Birth of the Modern City

An exploration of the 19th century urban landscape through images. While initially an extension of coursework for HIST 28903 offered at the University of Chicago, this blog also features interesting finds in the world of archival photography on the web.

cheese

The Paris Morgue

Text

The Parisian Morgue presents perhaps one of the best examples of the transformative force that institutional power brought to one of the most basic elements of life. Though throughout history the morgue had always served as “a depository for the anonymous dead”[1] the imposition of the state in this matter, specifically the police prefecture, strove to make the process of identification into a clean and ordered matter.

In the 18th century, the existing city morgue, also know as the basse-geole, was a remote underground site, linked with a Prison located at Chatelet. The basement viewing chamber, described as a “stinking pestilent place” came to represent everything wrong with prior levels of regulation in terms of institutional presence, hygiene, and order. In its role, pursuant of the identification of corpses, “visitors could only present themselves one at a time; in order to look into the horrible and somber cave they were forced to breathe the poisoned air of this grotto and put their faces against a narrow opening.”[2]

With an 1804 police order, under the new administration of the First Empire, the morgue was officially transferred to a “specially designed building in the shape of a Greek temple,” a former butcher-shop located at the place du Marche-Neuf.
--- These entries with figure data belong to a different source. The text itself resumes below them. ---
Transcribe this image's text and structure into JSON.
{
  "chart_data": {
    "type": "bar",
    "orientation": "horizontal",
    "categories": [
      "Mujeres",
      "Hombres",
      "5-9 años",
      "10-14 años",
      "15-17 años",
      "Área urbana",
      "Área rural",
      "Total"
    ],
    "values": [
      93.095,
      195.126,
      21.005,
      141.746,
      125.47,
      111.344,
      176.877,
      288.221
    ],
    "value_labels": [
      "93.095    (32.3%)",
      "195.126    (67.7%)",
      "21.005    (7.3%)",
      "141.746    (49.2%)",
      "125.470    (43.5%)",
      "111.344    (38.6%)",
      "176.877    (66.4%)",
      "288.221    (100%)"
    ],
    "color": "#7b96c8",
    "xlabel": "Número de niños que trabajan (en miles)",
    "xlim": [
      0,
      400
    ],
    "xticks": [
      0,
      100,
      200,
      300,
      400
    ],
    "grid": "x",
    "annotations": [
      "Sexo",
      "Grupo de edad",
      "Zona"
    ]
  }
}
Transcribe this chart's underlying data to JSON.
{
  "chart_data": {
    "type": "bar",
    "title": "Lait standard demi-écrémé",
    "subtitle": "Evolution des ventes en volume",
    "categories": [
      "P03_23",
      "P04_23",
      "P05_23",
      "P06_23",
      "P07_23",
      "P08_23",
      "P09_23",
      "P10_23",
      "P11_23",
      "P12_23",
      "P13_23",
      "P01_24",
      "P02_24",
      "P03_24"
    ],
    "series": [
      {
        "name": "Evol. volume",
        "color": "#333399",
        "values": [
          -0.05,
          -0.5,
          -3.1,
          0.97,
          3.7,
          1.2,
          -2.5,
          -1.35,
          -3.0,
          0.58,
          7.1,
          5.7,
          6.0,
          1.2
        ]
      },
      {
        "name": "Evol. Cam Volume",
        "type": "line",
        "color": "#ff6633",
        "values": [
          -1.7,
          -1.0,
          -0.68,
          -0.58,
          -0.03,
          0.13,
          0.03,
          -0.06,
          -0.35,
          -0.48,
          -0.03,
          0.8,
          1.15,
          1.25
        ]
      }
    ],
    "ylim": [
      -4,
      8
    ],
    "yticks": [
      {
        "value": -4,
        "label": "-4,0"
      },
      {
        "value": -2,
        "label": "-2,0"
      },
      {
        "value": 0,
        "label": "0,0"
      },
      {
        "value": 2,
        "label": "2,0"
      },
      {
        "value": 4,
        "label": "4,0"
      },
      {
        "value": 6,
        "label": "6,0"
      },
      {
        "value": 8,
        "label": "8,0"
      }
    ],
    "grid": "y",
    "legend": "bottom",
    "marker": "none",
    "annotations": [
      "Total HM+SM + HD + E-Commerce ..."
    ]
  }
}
The location was not only central to the city of Paris, located on the Ile-de-la-Cite, but brought with it a massive increase in visibility by a bustling and curious public. The architecture, which promoted a stark visual presentation of death, with a gigantic viewing salon, bridged the gap between living and dead, in a senses feeding into the visual culture and sense of spectacle evolving in this time period.

The institution of the morgue, was therefore central to the production of a new visual culture in Paris. The architecture sought to emphasize the clean lines, and grandiosity of a new French manner of thinking – in this sense too, its subject matter, death came to be increasingly linked with a visual manner of thinking within Paris. Themes of fantasmorgia, shadows & darkness came to represent a fascination of the unknown beyond its administrative function. The initial curiosity which would bring as many as 40,000 individuals through the morgue’s viewing rooms in one day [3], evolved into a manner of thinking that embraced these new forms on a daily level.